Explanations given for these threads have been that they may be
threads from the airbags or perhaps they are due to grains strung
together by electrostatic forces.


This page gives the resolution of the Microscopic Imager as about 30
microns:

Mars Exploration Rovers Project
-------------------------------------------------------------------------------
Microscopic Imager.
http://astrogeology.usgs.gov/Projects/MER-AthenaMI/microscopic_imager.html

The threadlike features seen in the Opportunity images appear to be
just barely within the resolution limit, so perhaps are 30 to 60
microns wide.

Microcoleus vaginatus filaments are about 5 to 10 microns wide.
However, the filaments are sometimes contained within a mucilagenous
sheath about 30 to 50 microns wide during dry conditions, so perhaps
these would be within visibility of the microscopic imager.



Bob Clark


cf:

From: Robert Clark (rgclark@my-deja.com)
Subject: Dark spots in Mars gullies - evidence of cyanobacteria?
Newsgroups: sci.astro, sci.astro.seti, alt.sci.planetary, sci.bio.misc
Date: 2001-11-29 14:05:07 PST
http://groups.google.com/groups?th=b4c2374dcdf153f6

Squink
2004-Mar-21, 07:39 PM
Explanations given for these threads have been that they may be threads from the airbags or perhaps they are due to grains strung together by electrostatic forces.

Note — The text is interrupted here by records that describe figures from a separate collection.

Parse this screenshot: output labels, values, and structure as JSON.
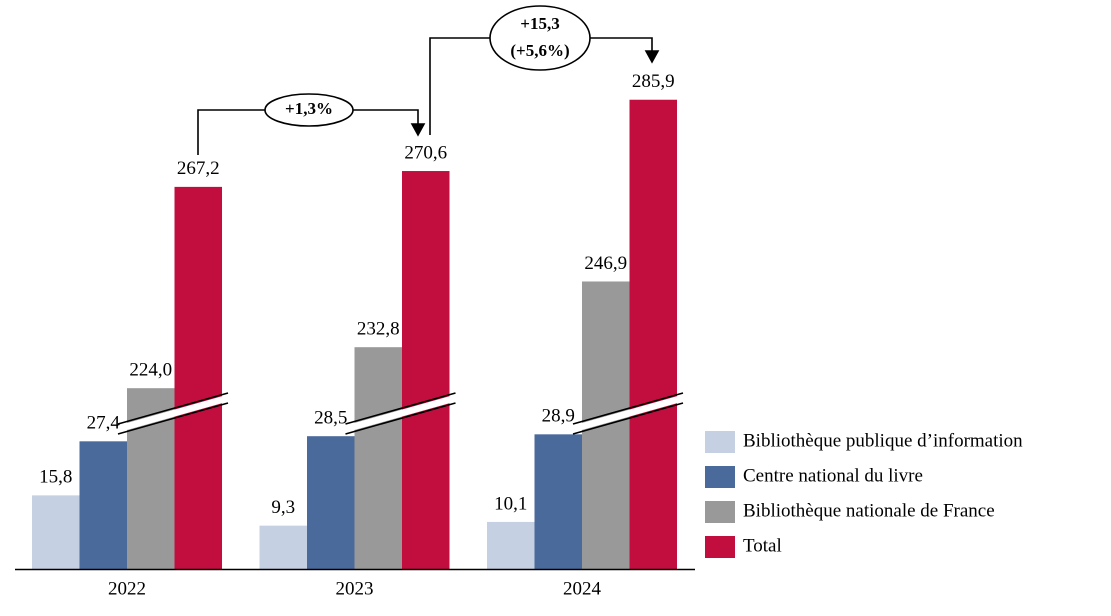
{
  "chart_data": {
    "type": "bar",
    "categories": [
      "2022",
      "2023",
      "2024"
    ],
    "series": [
      {
        "name": "Bibliothèque publique d’information",
        "color": "#c5d0e2",
        "values": [
          15.8,
          9.3,
          10.1
        ],
        "value_labels": [
          "15,8",
          "9,3",
          "10,1"
        ]
      },
      {
        "name": "Centre national du livre",
        "color": "#4a6a9b",
        "values": [
          27.4,
          28.5,
          28.9
        ],
        "value_labels": [
          "27,4",
          "28,5",
          "28,9"
        ]
      },
      {
        "name": "Bibliothèque nationale de France",
        "color": "#999999",
        "values": [
          224.0,
          232.8,
          246.9
        ],
        "value_labels": [
          "224,0",
          "232,8",
          "246,9"
        ]
      },
      {
        "name": "Total",
        "color": "#c20e3f",
        "values": [
          267.2,
          270.6,
          285.9
        ],
        "value_labels": [
          "267,2",
          "270,6",
          "285,9"
        ]
      }
    ],
    "annotations": [
      [
        "+1,3%"
      ],
      [
        "+15,3",
        "(+5,6%)"
      ]
    ],
    "legend": "right"
  }
}
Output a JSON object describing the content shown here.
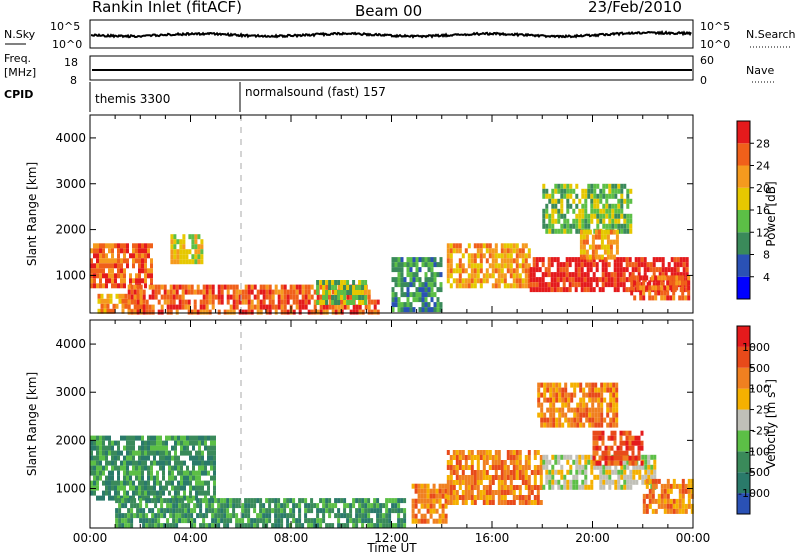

Another possibility is something akin to Pele's hair (http://volcanoes.usgs.gov/Products/Pglossary/PeleHair.html). The link describes these strands of volcanic glass as being less than 0.5 mm in diameter. I don't know how much thinner than that they get.

RGClark
2004-Mar-21, 10:34 PM
Explanations given for these threads have been that they may be threads from the airbags or perhaps they are due to grains strung together by electrostatic forces. Another possibility is something akin to Pele's hair (http://volcanoes.usgs.gov/Products/Pglossary/PeleHair.html). The link describes these strands of volcanic glass as being less than 0.5 mm in diameter. I don't know how much thinner than that they get.

Thanks for the link. It would be useful to find out how wide the threads actually are in the Opportunity images.
We also still need to find out if they occur far from the landing site to rule out threads from the airbags.